The problem of cancer detection and diagnosis is ideally suited for machine learning methods. The goal is to develop a diagnostic model of biological measures extracted from imaging methods, such as mammography, or pathology assays, such as immunohistochemistry. Good predictive models could then be implemented in an expert or intelligent system that would complement the skills of a trained radiologist or pathologist, for example.
This paper proposes an artificial neural network (ANN) framework for diagnosing breast cancer in presymptomatic women using mammography data. The author used a three-layer ANN with back-propagation and applied it to the mammography data for more than 800 women who had mammograms and were subsequently diagnosed with breast cancer following biopsy. Inputs or features modeled by the ANN included the age of the subject and the shape, margin, and density of the mass detected by the mammogram. Also included was the breast imaging-reporting and data system (BI-RADS) score that radiologists use to classify mammograms by severity. The class being predicted was whether each confirmed breast cancer was benign or malignant. A form of cross-validation using holdout data was used to assess performance. Sensitivity, specificity, and receiver operating characteristic (ROC) curves were used to assess ANN performance. The author shows that the ANN predicted well with an ROC area under the curve (AUC) of more than 0.87. Age and BI-RADS score seemed to be the best predictors.

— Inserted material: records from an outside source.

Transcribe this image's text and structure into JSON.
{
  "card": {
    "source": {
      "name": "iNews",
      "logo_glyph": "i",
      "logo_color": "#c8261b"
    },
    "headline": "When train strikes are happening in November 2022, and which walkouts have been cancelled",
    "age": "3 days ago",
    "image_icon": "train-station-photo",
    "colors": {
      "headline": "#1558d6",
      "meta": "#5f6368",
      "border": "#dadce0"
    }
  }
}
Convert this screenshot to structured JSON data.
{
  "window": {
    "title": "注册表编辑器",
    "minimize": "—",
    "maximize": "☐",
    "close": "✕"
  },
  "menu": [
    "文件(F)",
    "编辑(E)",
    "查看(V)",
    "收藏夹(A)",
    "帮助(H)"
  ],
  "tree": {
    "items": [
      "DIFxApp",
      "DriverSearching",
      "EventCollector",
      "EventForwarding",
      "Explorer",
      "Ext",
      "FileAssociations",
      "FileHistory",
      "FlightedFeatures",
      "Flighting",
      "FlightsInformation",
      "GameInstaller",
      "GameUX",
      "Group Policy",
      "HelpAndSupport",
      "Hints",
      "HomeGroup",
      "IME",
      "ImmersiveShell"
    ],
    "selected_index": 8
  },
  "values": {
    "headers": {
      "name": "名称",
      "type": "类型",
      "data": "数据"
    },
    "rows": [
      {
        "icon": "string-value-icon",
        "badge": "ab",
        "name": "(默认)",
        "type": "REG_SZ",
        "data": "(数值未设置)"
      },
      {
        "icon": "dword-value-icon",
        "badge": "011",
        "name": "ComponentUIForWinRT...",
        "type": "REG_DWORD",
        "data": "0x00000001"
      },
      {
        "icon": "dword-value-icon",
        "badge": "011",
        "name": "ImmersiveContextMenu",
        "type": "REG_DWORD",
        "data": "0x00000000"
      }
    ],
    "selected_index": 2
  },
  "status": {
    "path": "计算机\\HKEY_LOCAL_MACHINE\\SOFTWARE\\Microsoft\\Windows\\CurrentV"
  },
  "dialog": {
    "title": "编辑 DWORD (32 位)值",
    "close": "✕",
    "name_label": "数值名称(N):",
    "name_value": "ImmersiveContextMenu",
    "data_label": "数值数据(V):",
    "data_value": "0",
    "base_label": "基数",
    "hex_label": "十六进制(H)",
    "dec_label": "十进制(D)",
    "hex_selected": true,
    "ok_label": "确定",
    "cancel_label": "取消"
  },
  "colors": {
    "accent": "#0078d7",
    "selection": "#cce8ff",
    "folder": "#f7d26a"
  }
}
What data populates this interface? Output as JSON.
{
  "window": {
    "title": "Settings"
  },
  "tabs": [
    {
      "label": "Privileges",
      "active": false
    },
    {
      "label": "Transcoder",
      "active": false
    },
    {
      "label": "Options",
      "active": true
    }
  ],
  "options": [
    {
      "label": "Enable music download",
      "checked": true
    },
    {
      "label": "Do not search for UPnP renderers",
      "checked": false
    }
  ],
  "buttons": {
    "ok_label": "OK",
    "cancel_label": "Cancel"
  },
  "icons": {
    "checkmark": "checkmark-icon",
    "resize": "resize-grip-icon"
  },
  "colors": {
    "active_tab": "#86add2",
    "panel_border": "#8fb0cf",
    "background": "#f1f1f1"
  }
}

The study demonstrates how an ANN could be used in the context of cancer diagnosis. This was a relatively simple study that could be expanded in numerous different ways. First, it would be nice to evaluate the statistical significance of the ANN classifier. This could be accomplished by estimating a 95 percent confidence interval for the ROC curve and comparing that to the baseline curve expected by chance. Further, permutation testing could be used to assess the likelihood of observing an ROC AUC of 0.87, assuming the null hypothesis of no association is true. These simple methods would add some statistical rigor to the analysis and provide some additional information that would be helpful to physicians who might be interested in adopting a similar approach.
Second, it would be nice to know what effect changing the ANN architecture or other parameters would have on the analysis. The performance of multiple different ANN approaches could be compared in a cross-validation framework using a statistical test such as the resampled t-test. Third, it would be interesting to add additional features to the analysis. For example, additional factors such as body mass index or smoking status could be informative for diagnosing cancer along with radiological features from mammograms. It might also be productive to add measured genetic factors. Indeed, whole genome sequencing is upon us, and we will soon be able to have all the genomic information for any subject at little cost.
Finally, there are steps that could be taken to provide a statistical interpretation of the ANN model. For example, what are the relationships between the nodes in each of the hidden layers? Are they independent, redundant, or synergistic? Measures of entropy could be used to assess these relationships. This would provide a much clearer picture of where the information in this ANN is coming from. Additional analyses of the weights in the ANN might also be informative.
Cancer diagnosis is a rich area of investigation, and there is clearly a central role for machine learning, pattern recognition, and related areas in data mining.